Now here's where I got a little angry: instead of consoling Bond for the insanely bad beat he just took, the Attractive Dipshit actually berates him for his play, and refuses to stake him another $5 million. This, even though there was only one card out of 45 that could have beaten Bond's Aces-over-Kings fullhouse, and Bond was a 98% favorite to win the hand. Seriously, should Bond have not called the all-in with second hand to the nuts? If you really think so, AD, you are welcome to join my monthly tournament anytime.

Also, it's worth noting how absolutely irrelevant LBG's tell was -- or should have been -- to this hand. With AAAKK, you don't care if the other guy is scratching his temple or scratching his nuts; all that matters is you have an incredibly strong hand, one that holds up -- lemme say it again -- 98% of the time. So you call the all in, tell or no tell.

In any event, Bond is out of cash. Luckily, one of the black guys at the table happens to work for the CIA, and he offers to stake Bond the $5 million rebuy. Why? Because, according to the CIA officer's astute analysis, "you have him where you want him." Really? Le Bad Guy just doubled through and is a monster chip leader, and Bond will be buying in at half his original stake -- that's where you want him, eh? On the other hand, at least the CIA seems to understand that Bond has played solid cards, unlike the pretty-but-vapid accountant who refuses to pony up any more money.

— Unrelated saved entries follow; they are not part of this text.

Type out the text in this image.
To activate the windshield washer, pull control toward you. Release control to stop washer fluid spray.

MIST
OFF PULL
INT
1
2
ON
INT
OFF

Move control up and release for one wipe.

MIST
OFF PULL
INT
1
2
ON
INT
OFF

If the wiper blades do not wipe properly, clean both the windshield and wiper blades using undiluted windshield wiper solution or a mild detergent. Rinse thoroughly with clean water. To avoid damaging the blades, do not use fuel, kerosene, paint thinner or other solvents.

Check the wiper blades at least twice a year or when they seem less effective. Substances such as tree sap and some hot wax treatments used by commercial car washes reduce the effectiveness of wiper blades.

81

After the previous two hands, the final scene is almost anticlimatic. With only four players left, the board shows As-Ah-6s-8s-9s. Asian Gangster goes all-in for his last $5 million. Big Black African goes all-in for his last $6 million. Le Bad Guy raises to $12 million. Dramatic pause. Bond moves all-in. LBG calls. Showdown: Asian Gangster has Ks-Qs, so he's clueless and clearly losing the pot. BBA turns over pocket eights, which I'm sure looked a lot better before the action behind him demonstrated he was beat. Then LBG turns over A6, for a higher full house. Our blonde hero turns over 5s-7s, for the straight flush, even though A9 would have won just as easily (and would have actually been more dramatic, since A9, unlike the 57s, was not the stone cold nuts).

So the poker lesson from Casino Royale? James Bond can be fooled with fake tells, the Brits don't know how to play poker, and you probably shouldn't play for $10 million stakes when you are prone to bleeding from your eye during games.


Blogger Johnbai3030 said...

Poker, like Chess, is rarely used accurately or believably when writers are trying to use it as a dramatic device or a metaphor. This may infuriate actual fans of the game (who notice how shallowly the game has been treated) but seems to delight Joe Citizen (who probably frequently loses his Aces over full house to some knucklehead with quad Jacks down at the local Injun casino.

2:17 PM  
Blogger Ben said...

I actually thought Casino Royale's treatment was fair -- it's supposed to be entertainment, not a poker lesson. It's also pretty amazing that poker -- and specifically, texas no-limit hold em -- would play such a prominent role in a James Bond movie.

Still, the benchmark of poker movies remains "Rounders."

3:56 PM  
Anonymous Anonymous said...

You're right, Ben, about the blind structure. That's sloppy.

Believe it or not, I had the same hand and flop in an online tournament. Opponent bet out all-in and I called, expecting to see another AK. He had JJ (!). And you can guess: runner runner, J,J.... My worst bad beat ever.